WestJet Data Breach Exposes Customer Passports and Government IDs

Introduction
A recent cybersecurity incident at Canadian airline WestJet has resulted in the exposure of sensitive customer data, including passport and government-issued ID information. The breach, initially disclosed in June 2025, has now been confirmed to involve significant personal data exfiltration, raising concerns over identity theft and privacy risks for affected individuals.

Background
WestJet, a major North American airline operating 153 aircraft and serving 104 destinations, disclosed a cybersecurity incident on June 13, 2025. The breach disrupted internal systems and rendered the WestJet mobile app temporarily unavailable. At the time, the Scattered Spider threat group was actively targeting aviation sector entities, although no official attribution has been made for this incident.

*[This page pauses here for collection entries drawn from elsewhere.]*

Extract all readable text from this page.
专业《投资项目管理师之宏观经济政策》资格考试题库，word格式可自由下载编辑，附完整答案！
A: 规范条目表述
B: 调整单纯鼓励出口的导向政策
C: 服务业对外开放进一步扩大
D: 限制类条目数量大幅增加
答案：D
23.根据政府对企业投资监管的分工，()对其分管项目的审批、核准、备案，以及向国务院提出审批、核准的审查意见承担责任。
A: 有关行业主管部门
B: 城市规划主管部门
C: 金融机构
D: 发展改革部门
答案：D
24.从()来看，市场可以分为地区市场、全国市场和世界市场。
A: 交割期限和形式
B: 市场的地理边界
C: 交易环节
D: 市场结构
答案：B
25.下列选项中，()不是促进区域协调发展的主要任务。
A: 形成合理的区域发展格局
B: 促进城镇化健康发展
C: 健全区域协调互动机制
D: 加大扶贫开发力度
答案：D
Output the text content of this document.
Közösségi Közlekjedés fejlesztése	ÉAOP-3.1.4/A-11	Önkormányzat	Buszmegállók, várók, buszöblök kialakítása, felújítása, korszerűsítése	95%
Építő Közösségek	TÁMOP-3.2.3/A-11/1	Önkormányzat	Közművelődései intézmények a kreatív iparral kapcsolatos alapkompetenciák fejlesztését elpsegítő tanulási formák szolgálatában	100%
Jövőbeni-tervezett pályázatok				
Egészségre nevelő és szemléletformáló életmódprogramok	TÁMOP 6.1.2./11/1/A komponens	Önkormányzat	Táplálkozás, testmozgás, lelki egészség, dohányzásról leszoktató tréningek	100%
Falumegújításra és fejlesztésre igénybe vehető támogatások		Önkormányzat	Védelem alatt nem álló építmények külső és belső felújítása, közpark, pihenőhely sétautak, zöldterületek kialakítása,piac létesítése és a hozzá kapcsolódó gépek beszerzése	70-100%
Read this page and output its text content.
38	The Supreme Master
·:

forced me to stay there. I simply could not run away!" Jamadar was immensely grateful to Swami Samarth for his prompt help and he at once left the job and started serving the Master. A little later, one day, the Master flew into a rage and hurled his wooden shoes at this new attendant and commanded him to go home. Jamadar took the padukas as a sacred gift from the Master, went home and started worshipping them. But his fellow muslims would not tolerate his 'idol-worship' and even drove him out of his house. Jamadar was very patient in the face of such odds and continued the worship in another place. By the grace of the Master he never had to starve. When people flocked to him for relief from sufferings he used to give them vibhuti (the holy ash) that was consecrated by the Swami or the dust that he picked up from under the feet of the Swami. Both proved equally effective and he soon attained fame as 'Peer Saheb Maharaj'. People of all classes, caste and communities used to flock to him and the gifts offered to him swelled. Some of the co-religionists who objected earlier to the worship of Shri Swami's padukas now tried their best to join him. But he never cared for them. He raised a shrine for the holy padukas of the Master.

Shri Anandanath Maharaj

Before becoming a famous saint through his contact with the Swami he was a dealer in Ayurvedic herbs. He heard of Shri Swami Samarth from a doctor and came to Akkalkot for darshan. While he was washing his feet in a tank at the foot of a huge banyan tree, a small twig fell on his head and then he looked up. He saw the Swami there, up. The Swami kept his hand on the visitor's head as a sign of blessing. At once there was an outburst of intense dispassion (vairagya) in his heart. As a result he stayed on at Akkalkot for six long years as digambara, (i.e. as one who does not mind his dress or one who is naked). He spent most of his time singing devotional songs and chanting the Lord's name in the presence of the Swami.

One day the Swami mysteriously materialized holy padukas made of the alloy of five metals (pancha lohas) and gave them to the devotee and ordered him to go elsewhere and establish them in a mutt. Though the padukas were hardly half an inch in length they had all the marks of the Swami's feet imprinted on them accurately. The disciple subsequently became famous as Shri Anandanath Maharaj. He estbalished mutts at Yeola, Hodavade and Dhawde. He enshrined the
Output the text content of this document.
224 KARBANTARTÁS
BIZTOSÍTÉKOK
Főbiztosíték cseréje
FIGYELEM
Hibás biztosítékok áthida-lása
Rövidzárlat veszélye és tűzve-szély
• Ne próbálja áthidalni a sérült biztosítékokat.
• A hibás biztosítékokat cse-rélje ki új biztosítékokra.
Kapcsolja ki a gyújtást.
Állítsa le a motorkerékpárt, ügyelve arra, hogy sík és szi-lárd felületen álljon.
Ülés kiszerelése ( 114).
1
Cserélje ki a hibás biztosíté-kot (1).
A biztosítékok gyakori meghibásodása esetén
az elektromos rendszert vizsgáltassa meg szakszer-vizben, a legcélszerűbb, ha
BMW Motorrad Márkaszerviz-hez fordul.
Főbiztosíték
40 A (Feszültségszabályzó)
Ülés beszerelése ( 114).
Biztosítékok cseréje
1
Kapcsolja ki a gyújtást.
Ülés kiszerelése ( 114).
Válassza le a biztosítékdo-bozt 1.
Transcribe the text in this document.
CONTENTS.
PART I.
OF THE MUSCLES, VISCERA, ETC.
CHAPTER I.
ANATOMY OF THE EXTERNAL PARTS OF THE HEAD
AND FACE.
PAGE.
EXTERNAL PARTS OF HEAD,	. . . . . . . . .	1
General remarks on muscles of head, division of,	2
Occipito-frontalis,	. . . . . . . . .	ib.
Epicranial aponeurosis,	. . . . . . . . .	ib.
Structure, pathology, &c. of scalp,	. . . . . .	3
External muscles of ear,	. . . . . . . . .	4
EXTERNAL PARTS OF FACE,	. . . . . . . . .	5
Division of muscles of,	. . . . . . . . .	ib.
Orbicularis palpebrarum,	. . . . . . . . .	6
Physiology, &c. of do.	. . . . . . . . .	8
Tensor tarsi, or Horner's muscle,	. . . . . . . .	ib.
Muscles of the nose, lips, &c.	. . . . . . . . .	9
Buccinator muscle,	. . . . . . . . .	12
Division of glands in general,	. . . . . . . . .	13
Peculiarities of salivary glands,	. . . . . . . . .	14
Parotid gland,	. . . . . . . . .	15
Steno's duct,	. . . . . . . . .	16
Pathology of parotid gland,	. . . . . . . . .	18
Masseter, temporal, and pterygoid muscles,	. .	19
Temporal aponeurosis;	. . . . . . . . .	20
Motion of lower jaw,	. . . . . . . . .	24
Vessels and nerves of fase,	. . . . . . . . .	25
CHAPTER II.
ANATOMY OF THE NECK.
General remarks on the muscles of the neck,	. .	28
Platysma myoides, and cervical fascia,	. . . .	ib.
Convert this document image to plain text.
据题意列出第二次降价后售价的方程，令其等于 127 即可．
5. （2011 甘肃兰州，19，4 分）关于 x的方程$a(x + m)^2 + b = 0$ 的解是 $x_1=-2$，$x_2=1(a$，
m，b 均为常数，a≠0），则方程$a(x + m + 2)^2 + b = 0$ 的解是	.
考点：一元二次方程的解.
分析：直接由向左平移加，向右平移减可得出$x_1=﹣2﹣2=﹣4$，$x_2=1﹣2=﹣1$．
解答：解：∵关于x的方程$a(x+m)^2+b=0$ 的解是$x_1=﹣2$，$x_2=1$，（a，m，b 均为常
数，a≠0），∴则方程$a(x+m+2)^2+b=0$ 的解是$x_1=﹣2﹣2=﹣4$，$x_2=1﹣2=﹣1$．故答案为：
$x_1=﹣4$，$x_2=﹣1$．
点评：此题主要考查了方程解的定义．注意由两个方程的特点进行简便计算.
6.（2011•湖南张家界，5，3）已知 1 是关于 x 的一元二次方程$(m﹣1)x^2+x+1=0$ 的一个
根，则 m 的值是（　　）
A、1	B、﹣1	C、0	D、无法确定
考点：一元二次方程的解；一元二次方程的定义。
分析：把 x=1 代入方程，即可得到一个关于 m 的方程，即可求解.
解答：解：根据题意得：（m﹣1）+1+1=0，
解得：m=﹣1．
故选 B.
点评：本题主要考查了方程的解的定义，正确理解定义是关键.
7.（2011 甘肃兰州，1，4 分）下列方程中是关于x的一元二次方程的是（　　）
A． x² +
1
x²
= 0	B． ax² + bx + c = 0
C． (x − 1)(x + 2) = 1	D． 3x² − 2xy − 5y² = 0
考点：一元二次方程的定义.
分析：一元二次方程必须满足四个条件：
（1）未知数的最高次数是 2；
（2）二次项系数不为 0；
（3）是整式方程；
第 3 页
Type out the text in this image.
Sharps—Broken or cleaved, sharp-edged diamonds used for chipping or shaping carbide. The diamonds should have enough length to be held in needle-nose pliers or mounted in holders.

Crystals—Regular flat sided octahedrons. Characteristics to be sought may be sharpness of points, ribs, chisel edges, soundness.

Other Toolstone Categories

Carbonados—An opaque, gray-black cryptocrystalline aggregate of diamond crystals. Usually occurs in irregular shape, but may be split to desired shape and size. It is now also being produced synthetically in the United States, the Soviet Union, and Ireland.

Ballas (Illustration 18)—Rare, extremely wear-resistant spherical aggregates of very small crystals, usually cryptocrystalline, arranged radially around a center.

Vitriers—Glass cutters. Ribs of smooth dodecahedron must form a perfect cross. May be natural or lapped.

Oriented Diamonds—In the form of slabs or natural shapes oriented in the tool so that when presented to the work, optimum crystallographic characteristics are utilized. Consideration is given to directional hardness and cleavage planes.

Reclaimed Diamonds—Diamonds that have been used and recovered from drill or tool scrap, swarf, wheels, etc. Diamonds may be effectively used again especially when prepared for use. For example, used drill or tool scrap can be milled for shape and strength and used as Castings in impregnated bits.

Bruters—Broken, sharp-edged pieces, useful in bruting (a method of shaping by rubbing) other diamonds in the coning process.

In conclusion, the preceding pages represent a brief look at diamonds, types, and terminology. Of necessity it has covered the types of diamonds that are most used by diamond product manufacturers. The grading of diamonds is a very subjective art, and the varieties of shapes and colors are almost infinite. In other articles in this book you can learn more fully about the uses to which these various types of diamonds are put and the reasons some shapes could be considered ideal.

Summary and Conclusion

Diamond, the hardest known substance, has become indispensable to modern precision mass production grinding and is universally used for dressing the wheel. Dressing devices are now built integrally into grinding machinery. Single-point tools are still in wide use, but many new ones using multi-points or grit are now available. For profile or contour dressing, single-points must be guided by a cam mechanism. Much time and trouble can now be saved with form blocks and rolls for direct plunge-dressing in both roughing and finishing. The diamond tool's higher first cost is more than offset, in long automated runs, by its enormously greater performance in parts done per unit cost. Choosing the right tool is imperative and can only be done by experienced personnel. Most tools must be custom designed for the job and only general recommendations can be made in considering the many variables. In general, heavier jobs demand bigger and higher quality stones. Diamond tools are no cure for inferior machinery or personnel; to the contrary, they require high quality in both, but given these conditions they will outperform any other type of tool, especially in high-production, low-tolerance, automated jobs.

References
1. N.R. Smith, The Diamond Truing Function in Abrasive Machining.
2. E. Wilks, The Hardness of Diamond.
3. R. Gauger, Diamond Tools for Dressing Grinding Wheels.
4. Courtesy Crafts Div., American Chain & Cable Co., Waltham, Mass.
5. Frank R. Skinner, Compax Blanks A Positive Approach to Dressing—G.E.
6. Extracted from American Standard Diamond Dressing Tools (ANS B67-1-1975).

Initial communications from WestJet did not confirm whether sensitive data had been accessed. However, following a detailed investigation concluded on September 15, 2025, the airline confirmed that attackers had accessed a range of personal data. Notifications were shared with affected customers and relevant U.S. authorities.

Compromised Data
The breach exposed varying types of data per individual, including:
Full name
Date of birth
Mailing address
Travel documents such as passports or government-issued IDs
Requested accommodations and filed complaints
WestJet Rewards Member ID, points, and related information
WestJet RBC Mastercard, WestJet RBC World Elite Mastercard program information
Importantly, no credit card or debit card numbers, expiration dates, CVV codes, or user passwords were compromised in the breach.

Mitigation Measures
WestJet has taken several steps to mitigate the impact of the breach:
Notified affected individuals and advised them to inform others who may have traveled under the same booking number, as their data may also be at risk.
Offered a free 2-year identity theft protection and monitoring service, redeemable by November 30, 2025.
Engaged technical experts to assess and contain the breach.
Implemented enhanced security measures to prevent future incidents.